La Terrasse

"La culture est une résistance à la distraction" Pasolini

Théâtre - Entretien

Anne-Laure Liégeois

Anne-Laure Liégeois - Critique sortie Théâtre
Crédit : Philippe Raynaud de Lage Légende : « La metteuse en scène Anne-Laure Liégeois. »

Publié le 10 mai 2012 - N° 198

Corps bouleversés

Anne-Laure Liégeois crée à la Comédie-Française Une puce, épargnez-la de l’Américaine Naomi Wallace. Une écriture violemment contemporaine et sensuelle, avec pour cadre la peste londonienne de 1665.

« C’est l’occasion âpre de déchirements sociaux entre les nantis et les misérables. »

Comment avez-vous été séduite par Une puce, épargnez-la de Naomi Wallace ?

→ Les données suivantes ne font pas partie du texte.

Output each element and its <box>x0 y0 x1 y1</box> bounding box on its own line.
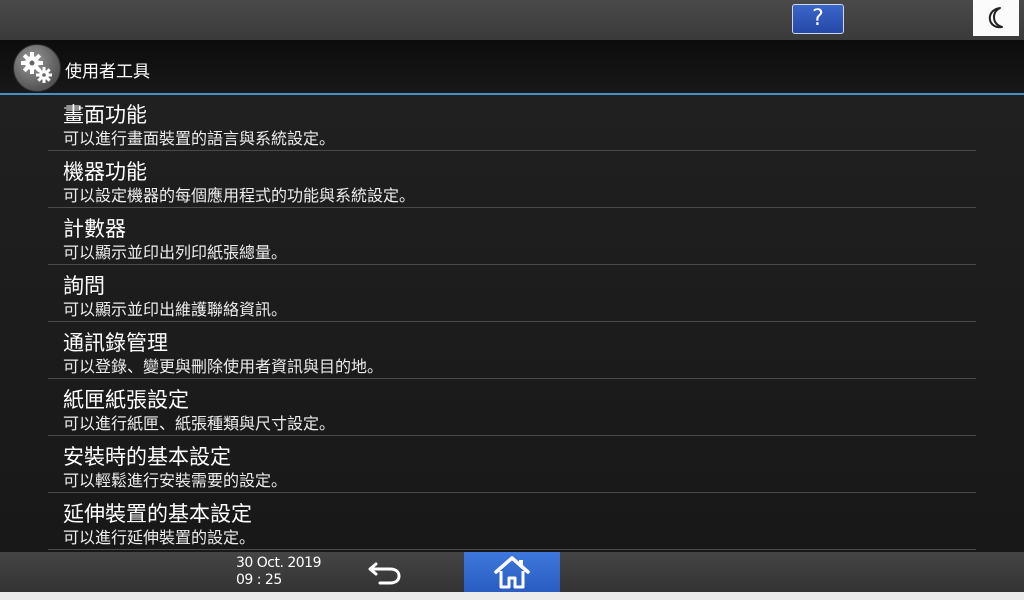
help-button-label: ? <box>812 6 824 31</box>
footer-strip <box>0 592 1024 600</box>
back-button[interactable] <box>360 556 410 588</box>
back-arrow-icon <box>368 562 401 585</box>
menu-item-inquiry[interactable]: 詢問 可以顯示並印出維護聯絡資訊。 <box>48 266 976 322</box>
menu-item-description: 可以進行畫面裝置的語言與系統設定。 <box>63 129 336 148</box>
page-title: 使用者工具 <box>65 62 150 82</box>
home-icon <box>494 556 530 589</box>
top-bar: ? <box>0 0 1024 40</box>
menu-item-installation-settings[interactable]: 安裝時的基本設定 可以輕鬆進行安裝需要的設定。 <box>48 437 976 493</box>
gears-icon <box>21 52 52 83</box>
menu-item-tray-paper-settings[interactable]: 紙匣紙張設定 可以進行紙匣、紙張種類與尺寸設定。 <box>48 380 976 436</box>
menu-item-description: 可以進行延伸裝置的設定。 <box>63 528 256 547</box>
menu-item-screen-features[interactable]: 畫面功能 可以進行畫面裝置的語言與系統設定。 <box>48 95 976 151</box>
time-display: 09 : 25 <box>236 572 282 588</box>
header: 使用者工具 <box>0 40 1024 95</box>
screen: ? 使用者工具 畫面功能 可以進行畫面裝置的語言與系統設定。 機器功能 可以設定… <box>0 0 1024 600</box>
menu-item-address-book[interactable]: 通訊錄管理 可以登錄、變更與刪除使用者資訊與目的地。 <box>48 323 976 379</box>
menu-list: 畫面功能 可以進行畫面裝置的語言與系統設定。 機器功能 可以設定機器的每個應用程… <box>0 95 1024 552</box>
menu-item-description: 可以顯示並印出維護聯絡資訊。 <box>63 300 288 319</box>
user-tools-badge <box>13 44 61 92</box>
menu-item-description: 可以設定機器的每個應用程式的功能與系統設定。 <box>63 186 416 205</box>
menu-item-machine-features[interactable]: 機器功能 可以設定機器的每個應用程式的功能與系統設定。 <box>48 152 976 208</box>
date-display: 30 Oct. 2019 <box>236 555 322 571</box>
menu-item-counter[interactable]: 計數器 可以顯示並印出列印紙張總量。 <box>48 209 976 265</box>
home-button[interactable] <box>464 552 560 592</box>
menu-item-description: 可以進行紙匣、紙張種類與尺寸設定。 <box>63 414 336 433</box>
moon-icon <box>988 7 1003 29</box>
menu-item-description: 可以顯示並印出列印紙張總量。 <box>63 243 288 262</box>
menu-item-extended-device-settings[interactable]: 延伸裝置的基本設定 可以進行延伸裝置的設定。 <box>48 494 976 550</box>
bottom-bar: 30 Oct. 2019 09 : 25 <box>0 552 1024 592</box>
help-button[interactable]: ? <box>792 4 844 34</box>
menu-item-description: 可以登錄、變更與刪除使用者資訊與目的地。 <box>63 357 384 376</box>
datetime: 30 Oct. 2019 09 : 25 <box>236 555 322 589</box>
menu-item-description: 可以輕鬆進行安裝需要的設定。 <box>63 471 288 490</box>
sleep-button[interactable] <box>973 0 1019 36</box>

Anne-Laure Liégeois : J’aime cette écriture inventive, à la fois instinctive et savante. L’action se passe en 1665, une année de peste et de canicule ; l’Histoire est comme saisie par cette écriture contemporaine, inscrite dans notre monde. Le théâtre est fait de ce décalage temporel et poétique qui cible notre présent.

Quelle est cette dimension politique qui bascule d’un temps à un autre ?

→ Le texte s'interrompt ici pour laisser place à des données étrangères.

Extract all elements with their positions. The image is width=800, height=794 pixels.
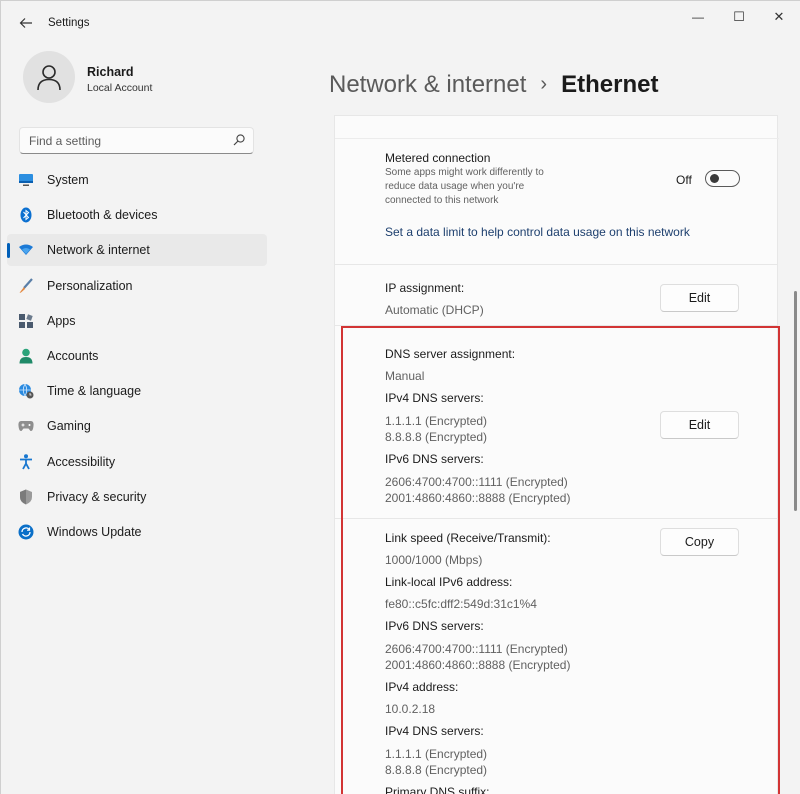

A.- L. L. : La pièce, dont le titre insolite est issu d’un poème de John Donne du XVII é siècle, fait référence aux événements de Los Angeles de 1992 au cours desquels une révolte urbaine de « pauvres » s’est levée en menaçant lourdement les quartiers riches de Beverly Hills. Une époque d’émeutes, de sida, de peur de la contagion, de menaces et de troubles. Naomi Wallace fait allusion aux conflits et aux désirs qui sous-tendent les relations entre les classes, les genres, les générations. Je suis sensible à cette capacité poétique d’une écriture qui dégage la sensualité violente du monde en composant des images fortes ; et à la question politique de l’inscription sociale, de la lutte des classes, des relations de pouvoir, d’amour et de mort.

Que raconte la pièce ?

A.-L. L. : Un couple riche a perdu tous ses domestiques lors de la Grande Peste et attend, cloîtré dans sa demeure que surveille un garde, le temps de la quarantaine. S’incrustent séparément dans la maison un jeune homme et une jeune femme, pauvres tous les deux. L’enfermement est prolongé et des liens entre les prisonniers se nouent. C’est l’occasion âpre de déchirements sociaux entre les nantis et les misérables, de rencontres des corps dans le désir et la sensualité. Les enjeux de pouvoir et de sexe provoquent des bouleversements.

Quelles sont les spécificités de la Comédie-Française ?

A.-L. L. : L’atelier de costumes est une caverne d’Ali Baba ! On peut composer un tableau flamand avec une robe de belle matière, travaillée par une ruche de couturières. Ces vêtements classiques et raffinés se marient admirablement avec la langue de Naomi Wallace, puis tout se tord ; on entend la musique de Bach jouée avec acharnement. Je suis heureuse de cette réflexion esthétique sur la pièce qui continue La Duchesse de Malfi de Webster et prépare Macbeth de Shakespeare.

 

Propos recueillis par Véronique Hotte


Une Puce, épargnez-la, de Naomi Wallace, traduction de Dominique Hollier ; mise en scène de Anne-Laure Liégeois. Du 28 avril au 12 juin 2012, matinée à 14h, soirées à 20h30. Théâtre éphémère de la Comédie-Française. Jardin du palais-Royal, 75001 Paris. Tél : 0825 10 16 80 (0,15 euro la mn), www.comedie-française.fr  Texte publié aux Éditions Théâtrales.